In any case, there is no displacement in the production of protein for human consumption from sugar beet. Olie: “We’re looking at this in the context of the protein transition, which means that we all need to eat more vegetable protein and less animal protein. That’s because the production of a single gram of animal protein costs six grams of vegetable protein. That’s unfavourable from a sustainability viewpoint; it places a huge burden on the climate.

“A sugar beet consists largely of carbohydrates. The beet itself contains about half a per cent of protein and the foliage 1.8 per cent. Because of the large yield of the plant, however, the quantities involved are enormous. One hectare of sugar beet grows just as much protein as on one hectare of soya! So the potential is there. The only art is to learn, to extract that protein the right way.”

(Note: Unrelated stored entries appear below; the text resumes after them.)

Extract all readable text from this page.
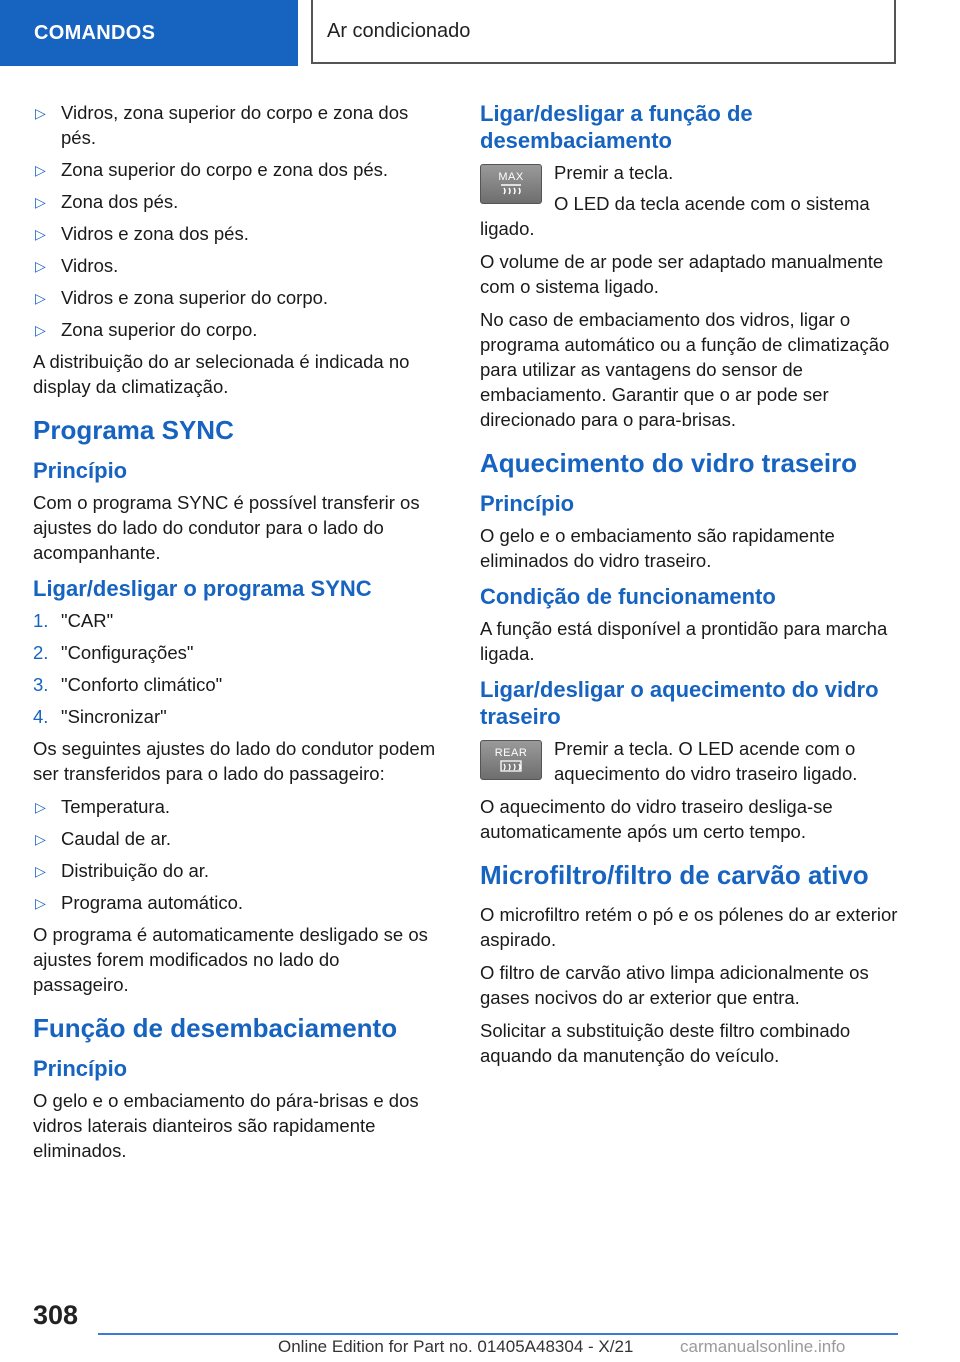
COMANDOS	Ar condicionado
▷ Vidros, zona superior do corpo e zona dos pés.
▷ Zona superior do corpo e zona dos pés.
▷ Zona dos pés.
▷ Vidros e zona dos pés.
▷ Vidros.
▷ Vidros e zona superior do corpo.
▷ Zona superior do corpo.

A distribuição do ar selecionada é indicada no display da climatização.

Programa SYNC
Princípio

Com o programa SYNC é possível transferir os ajustes do lado do condutor para o lado do acompanhante.

Ligar/desligar o programa SYNC
1. "CAR"
2. "Configurações"
3. "Conforto climático"
4. "Sincronizar"

Os seguintes ajustes do lado do condutor podem ser transferidos para o lado do passageiro:

▷ Temperatura.
▷ Caudal de ar.
▷ Distribuição do ar.
▷ Programa automático.

O programa é automaticamente desligado se os ajustes forem modificados no lado do passageiro.

Função de desembaciamento
Princípio

O gelo e o embaciamento do pára-brisas e dos vidros laterais dianteiros são rapidamente eliminados.

Ligar/desligar a função de desembaciamento
MAX	Premir a tecla.

O LED da tecla acende com o sistema ligado.

O volume de ar pode ser adaptado manualmente com o sistema ligado.

No caso de embaciamento dos vidros, ligar o programa automático ou a função de climatização para utilizar as vantagens do sensor de embaciamento. Garantir que o ar pode ser direcionado para o para-brisas.

Aquecimento do vidro traseiro
Princípio

O gelo e o embaciamento são rapidamente eliminados do vidro traseiro.

Condição de funcionamento

A função está disponível a prontidão para marcha ligada.

Ligar/desligar o aquecimento do vidro traseiro
REAR	Premir a tecla. O LED acende com o aquecimento do vidro traseiro ligado.

O aquecimento do vidro traseiro desliga-se automaticamente após um certo tempo.

Microfiltro/filtro de carvão ativo

O microfiltro retém o pó e os pólenes do ar exterior aspirado.

O filtro de carvão ativo limpa adicionalmente os gases nocivos do ar exterior que entra.

Solicitar a substituição deste filtro combinado aquando da manutenção do veículo.

308
Online Edition for Part no. 01405A48304 - X/21	carmanualsonline.info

Meanwhile the product portfolio is becoming increasingly full, and more bio-based products are reaching the market. Such as Betafib: a cellulose fibre from sugar beet pulp that can be used to stabilise particles in a liquid. Ideal for paint or liquid detergents, for example. Or Quatin (cationic inulin), a biopolymer that combats limescale, incorporated in Lidl’s W5 dishwasher tablets. Some ingredients also provide health-promoting applications. For example, sugar arabinose, which inhibits the action of the saccharase (invertase) enzyme and thus slows down the absorption of ordinary sugar in the body. This is particularly interesting for people with diabetes. Or Betaine, which can be made from molasses. It can be used as a food supplement to promote muscle growth, and is also used in animal feed. Betaine is also used for certain metabolic diseases affecting the blood vessels. “These are not the most large-scale applications at the moment, but that may well change in the future,” says Olie.

Green Circles

SuikerUnie will soon be launching the new Green Circles sustainability concept. This is an innovative cooperative method to make the Green Circles concept more sustainable integrally, and to stimulate the circular economy in the region. The method was developed by Heineken Supply Nederland. Central to this is integral sustainability by working with private and public parties on closing the local cycles among other things, but also on the energy transition.

At SuikerUnie, of course, this is already happening in part. For example, the cooperative supplies residual flows such as lime fertiliser and digestate to its member farmers, and green gas to the gas grid. And in the Agro&Food Cluster Nieuw Prinsenland (Dinteloord), residual water from the beets (and in the future, perhaps also from residual heat and CO2) goes to the surrounding horticultural businesses. In Anklam (Germany) residual heat is even supplied to the local swimming pool.

“Green Circles looks beyond its own chains”, says Sustainability Manager Andries Olie. “It’s also about cooperation with governments, knowledge institutions and other companies. You map out the joint sustainability ambitions and discuss how you can achieve them together. In practice, permits and regulations sometimes form an obstacle to realising circularity.”

“However, it also concerns larger issues, such as circularity, soil management and biodiversity. For example, we are in talks with the Naturalis Biodiversity Center in Leiden about soil microorganisms. We provide help so that they can investigate how the soil changes. In this way, with Green Circles, we look at the coherence in the total ecosystem.”